While our masculinity took a hit during last night’s spectacular season finale of Gossip Girl (our loserdom got worse when we heard this song and downloaded it; seems like a great party song), Sports Point was doing something far worse: watching the Bachelorette*, where Mr. Irrelevant from the 2003 NFL draft, Ryan Hoag, made an appearance.

Hoag’s going to get drilled for this, obviously, but he’s the AC Green of pro football - heavily religious, a non-drinker, and a virgin. He admitted this on national television. The weird thing is, he seems like a guy to root for. Give it a half second of thought, or don’t - as sports fans, you’re aware of the debauchery these trustees of modern chemistry regularly get into; this fellow seems like the antithesis of MLB, the NBA and NFL rolled into one.

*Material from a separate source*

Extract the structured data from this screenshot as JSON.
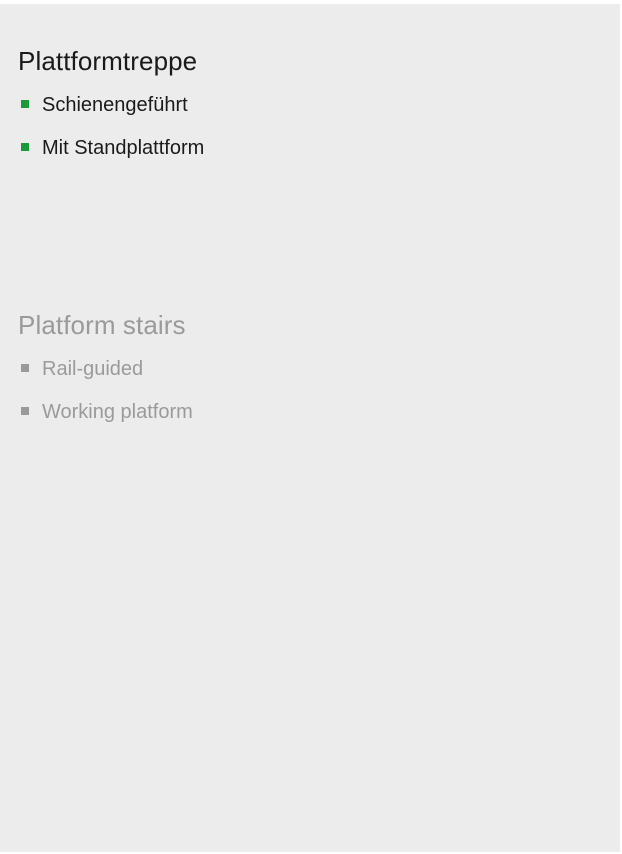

Kinda cool. But you’d think since he’s so backed up, the dude would have been wrecking people and actually stuck on a roster in the NFL, right?

* It is never socially acceptable to watch a show in which one woman is pursued by 20 men. The Bachelor is technically acceptable; any scenario where 20 women are vying for your attention is a good one. Still, we stopped watching after the Jesse Palmer season, when we threw in the towel on all reality TV. (Wait. Upon further inspection, that moment may have come after the second season of Laguna Beach.)